A "$n$-order matrix" $T\in M_n(\mathbb F_2)$ is a matrix such that there exists a partial ordered relation $\leq_T\subset [1,n]^2$ such that :
$T_{ij}=1\Leftrightarrow i\leq_T j$
(where $T_{ij}$ is the $i,j$ coefficient of $T$)
A "$n$-graph matrix" $S\in M_n(\mathbb F_2)$ is a symmetric matrix such that $S_{ii}=0$ for all $i\in [1,n]$
(where $G^t$ is the transposed matrix of $G$)
Is it true that for any "$n$-graph matrix" $S$ there exists a "$n$-order matrix" $T$ s.t. $S=T+T^t$ ?
Even with $0$'s on the diagonal it's still false. Consider the matrix $S = \left[\begin{matrix}0&1&0&0&1\cr 1&0&1&0&0\cr 0&1&0&1&0\cr 0&0&1&0&1\cr 1&0&0&1&0\end{matrix}\right]$. Suppose $S = T + T^t$ for some order matrix $T$. Then this order must have either $1 < 2$ or $2 < 1$ since $s_{12} = 1$. Wlog say $1 < 2$. Similarly we must have $2 < 3$ or $3 < 2$.
Suppose $2 < 3$. Then $1 <2 < 3$, and hence $t_{13} = 1$, but $s_{13} = 0$ so this implies that $t_{31} = 1$, i.e., $3 < 1$. If a "partial order" is antisymmetric this is impossible, but even if you allow $1 < 3 < 1$ we then get $2 < 3 < 1$, so that $t_{12} = t_{21} = 1$ and this contradicts $s_{12} = 1$. So $2 < 3$ is impossible.
We have shown that $1 < 2$ implies $3 < 2$, and similarly $2 > 3$ implies $4 > 3$, and then $3 < 4$ implies $5 < 4$.
But what is the relation between $1$ and $5$? Since $s_{15} = 1$ we need either $1 < 5$ or $5 < 1$. Wlog say $1 < 5$. Then $1 < 5 < 4$ so $t_{14} = 1$, but since $s_{14}= 0$ this forces $t_{41} = 1$, i.e., $4 < 1$. Again this contradicts antisymmetry, but even if you drop antisymmetry it forces $5 < 4 < 1$ so that $t_{51} = t_{15} = 1$ and this contradicts $s_{15} = 1$. So $S = T + T^t$ is impossible.

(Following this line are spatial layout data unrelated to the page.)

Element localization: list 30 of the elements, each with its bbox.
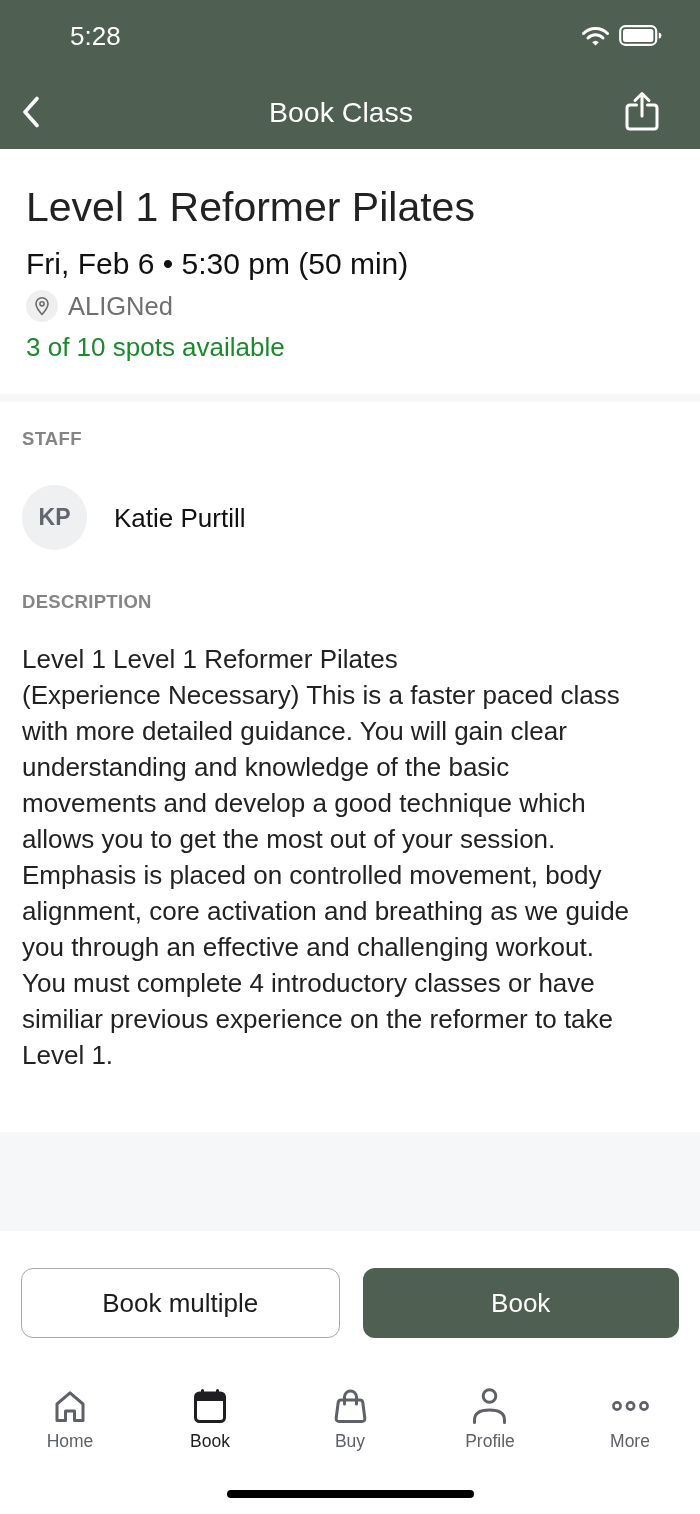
section-heading: STAFF xyxy=(22,429,82,449)
section-heading: DESCRIPTION xyxy=(22,592,152,612)
screen-title: Book Class xyxy=(268,95,414,129)
share-button[interactable] xyxy=(624,91,660,131)
location-pin-icon xyxy=(26,290,58,322)
tab-bar-item[interactable]: More xyxy=(610,1388,650,1451)
more-icon xyxy=(611,1401,649,1411)
book-multiple-button[interactable]: Book multiple xyxy=(21,1268,340,1338)
share-icon xyxy=(624,91,660,131)
tab-bar-item[interactable]: Profile xyxy=(465,1388,515,1451)
class-schedule: Fri, Feb 6 • 5:30 pm (50 min) xyxy=(26,246,410,282)
wifi-icon xyxy=(582,25,609,46)
calendar-icon xyxy=(194,1389,226,1423)
back-button[interactable] xyxy=(22,96,40,128)
tab-bar-item[interactable]: Buy xyxy=(333,1388,367,1451)
description-text: Level 1 Level 1 Reformer Pilates (Experience Necessary) This is a faster paced class with more detailed guidance. You will gain clear understanding and knowledge of the basic movements and develop a good technique which allows you to get the most out of your session. Emphasis is placed on controlled movement, body alignment, core activation and breathing as we guide you through an effective and challenging workout. You must complete 4 introductory classes or have similiar previous experience on the reformer to take Level 1. xyxy=(22,643,631,1072)
book-button[interactable]: Book xyxy=(362,1268,679,1338)
spots-available: 3 of 10 spots available xyxy=(26,331,286,364)
battery-icon xyxy=(619,25,662,46)
avatar-initials: KP xyxy=(22,485,87,550)
person-icon xyxy=(473,1388,507,1424)
staff-name: Katie Purtill xyxy=(114,502,246,533)
location-name: ALIGNed xyxy=(68,291,173,321)
tab-bar-item[interactable]: Home xyxy=(46,1388,94,1451)
shopping-bag-icon xyxy=(333,1389,367,1423)
back-icon xyxy=(22,96,40,128)
class-title: Level 1 Reformer Pilates xyxy=(26,183,476,232)
tab-bar-item[interactable]: Book xyxy=(190,1388,230,1451)
status-time: 5:28 xyxy=(70,20,121,51)
home-icon xyxy=(55,1390,85,1422)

Here is a counting argument showing that almost all $n$-graph matrices are counterexamples.
There are $2^{(1/2+o(1))\cdot n^2}$ graphs on $n$ vertices, but only $2^{(1/4+o(1))\cdot n^2}$ partial orders on $n$ elements; see these papers by Kleitman and Rothschild:
Asymptotic enumeration of partial orders on a finite set
The number of finite topologies
The main reason for the separation is that the Hasse diagram is triangle-free, and there are only $2^{(1/4+o(1))\cdot n^2}$ triangle-free graphs on $n$ vertices (see e.g. https://arxiv.org/abs/1409.8123 for references).
As pointed out by others, the answer is no. In fact, the graphs that can be obtained this way are exactly the Comparability Graphs. This graph class is very well studied and well understood. It is also a subclass of perfect graphs, which are known to not allowing any induced off cycle with at least 5 vertices (such as the one in Nik Weaver's answer). Hence, any graph that consists of an odd cycle (or contains one as induced subgraph) cannot be obtained this way.